Dan Rees, announced as CEO on Monday, led retail banking at Scotiabank from 2019 to 2023.Denise Jones Productions Inc./Supplied
Alternative lender Goeasy Ltd. GSY-T has named Dan Rees as its chief executive officer, turning to an experienced retail banker to lead an expansion plan at a time when Canadians are facing rising financial stress.
Mr. Rees, announced as CEO on Monday, spent nearly 25 years at Bank of Nova Scotia, where he led the Canadian banking division. He is the first Goeasy CEO to be hired from outside the Mississauga-based company.

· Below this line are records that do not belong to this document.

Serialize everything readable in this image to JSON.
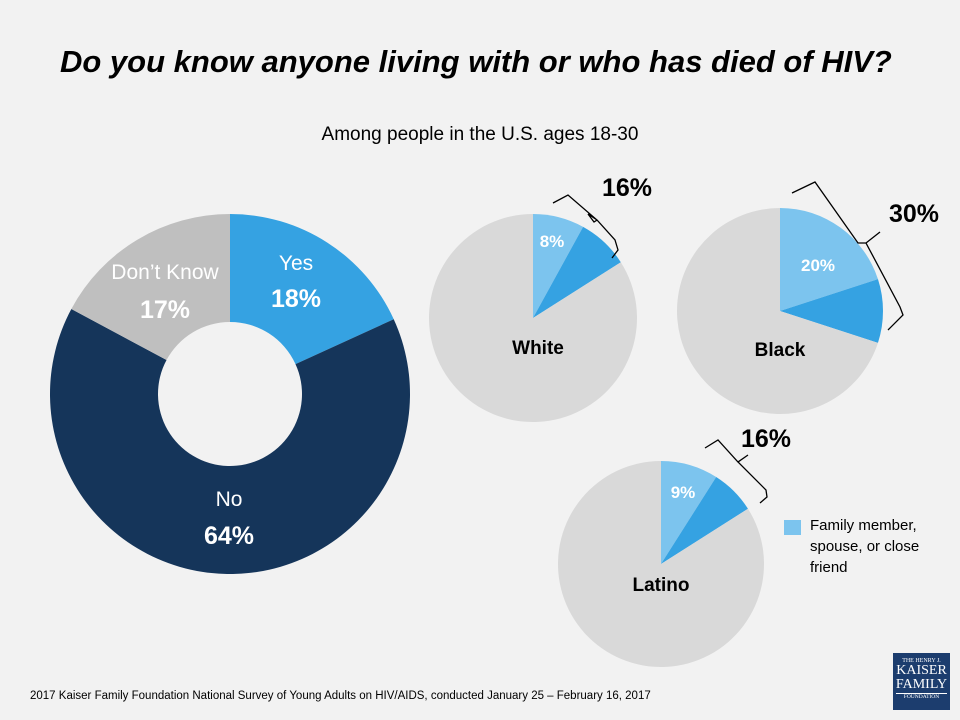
{
  "title": "Do you know anyone living with or who has died of HIV?",
  "subtitle": "Among people in the U.S. ages 18-30",
  "footer": "2017 Kaiser Family Foundation National Survey of Young Adults on HIV/AIDS, conducted January 25 – February 16, 2017",
  "legend": {
    "label": "Family member, spouse, or close friend",
    "color": "#7cc4ee"
  },
  "logo": {
    "line1": "THE HENRY J.",
    "line2": "KAISER",
    "line3": "FAMILY",
    "line4": "FOUNDATION"
  },
  "colors": {
    "navy": "#15355a",
    "blue": "#35a2e2",
    "light_blue": "#7cc4ee",
    "gray": "#bfbfbf",
    "pie_gray": "#d9d9d9"
  },
  "chart_data": [
    {
      "type": "pie",
      "style": "donut",
      "slices": [
        {
          "label": "Yes",
          "value": 18,
          "value_label": "18%",
          "color": "#35a2e2"
        },
        {
          "label": "No",
          "value": 64,
          "value_label": "64%",
          "color": "#15355a"
        },
        {
          "label": "Don’t Know",
          "value": 17,
          "value_label": "17%",
          "color": "#bfbfbf"
        }
      ]
    },
    {
      "type": "pie",
      "title": "White",
      "total_label": "16%",
      "slices": [
        {
          "label": "Family member, spouse, or close friend",
          "value": 8,
          "value_label": "8%",
          "color": "#7cc4ee"
        },
        {
          "label": "",
          "value": 8,
          "color": "#35a2e2"
        },
        {
          "label": "",
          "value": 84,
          "color": "#d9d9d9"
        }
      ]
    },
    {
      "type": "pie",
      "title": "Black",
      "total_label": "30%",
      "slices": [
        {
          "label": "Family member, spouse, or close friend",
          "value": 20,
          "value_label": "20%",
          "color": "#7cc4ee"
        },
        {
          "label": "",
          "value": 10,
          "color": "#35a2e2"
        },
        {
          "label": "",
          "value": 70,
          "color": "#d9d9d9"
        }
      ]
    },
    {
      "type": "pie",
      "title": "Latino",
      "total_label": "16%",
      "slices": [
        {
          "label": "Family member, spouse, or close friend",
          "value": 9,
          "value_label": "9%",
          "color": "#7cc4ee"
        },
        {
          "label": "",
          "value": 7,
          "color": "#35a2e2"
        },
        {
          "label": "",
          "value": 84,
          "color": "#d9d9d9"
        }
      ]
    }
  ]
}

Goeasy provides loans to people who have bruised or lower credit scores, and struggle to qualify with the Big Six banks and other major lenders.
Mr. Rees led retail banking at Scotiabank from 2019 to 2023 and was a top candidate to be the bank’s CEO, before the lender surprised the industry by choosing one of its own board members, Scott Thomson, as its leader.
After Mr. Rees left Scotiabank late in 2023, he said he looked for a role at a public company in financial services where he could apply his experience in lending.
Goeasy is a fraction of Scotiabank’s size, but growing rapidly in a lending niche that is becoming increasingly mainstream. The company has made more than $16-billion of loans to about 1.5 million customers, and has a current loan portfolio worth $4.6-billion as of the end of 2024.
The company’s customers are a subset of some nine million Canadians that have non-prime credit scores – also called subprime or near-prime borrowers. It has more than 400 branches in Canada, in every province and major city.
“There’s a level of pride that the company has, and that I share, with regards to providing appropriate, well-priced access to credit for Canadians who deserve it,” Mr. Rees said in an interview.
Goeasy has a target to increase its loan book to between $7-billion and $8-billion by 2027, with plans to launch a credit card later this year and to boost its book of car loans. It is also considering whether to add loans to small businesses in the future.
“It was the right time to bring in someone that’s done this before, introduced new products before and has the experience to know, from past mistakes and successes and wins, how to make the right judgement calls,” said executive chair and interim CEO David Ingram in an interview. “We needed someone that could take us to the next level.”
Mr. Ingram was Goeasy’s CEO from 2000 to 2018, and stepped into the interim role in January after his successor, Jason Mullins, moved to the company’s board of directors.
Goeasy is expanding at a fraught moment for Canada’s economy, with loan applications up 30 per cent year over year. The threat of U.S. tariffs to be imposed on Tuesday is set to put pressure on the job market, and could boost demand for Goeasy loans, especially as major banks tighten their lending criteria.
Economic turmoil could also put pressure on the company’s credit portfolio, creating the potential for higher losses on loans. Mr. Ingram said that, counterintuitively, non-prime borrowers typically have lower rates of default in downturns because they carry less debt than prime borrowers with mortgages and other large obligations.
“Delinquency rates have held up very well so far,” he said. “The biggest concern will be about how to manage the consumers through what could be a period of reinflation.”
Goeasy had “a strong quarter” to close out 2024, with improving profit and charge-offs on loans “that should calm investor concerns regarding the credit picture and uncertainty regarding tariffs,” National Bank Financial analyst Jaeme Gloyn said in a note to clients.
The typical Goeasy borrower has an income of about $60,000 a year, and the company mostly provides term loans and auto loans of $5,000 to $15,000, as well as pay-as-you-go services for merchants. For loans that are secured by property, the company will lend as much as $50,000 to a customer.
It charges annual interest rates ranging from 9.9 per cent to the government-mandated limit of 35 per cent.
Its main competitor is Fairstone Financial Inc., a Canadian personal lender owned by billionaire financier Stephen Smith.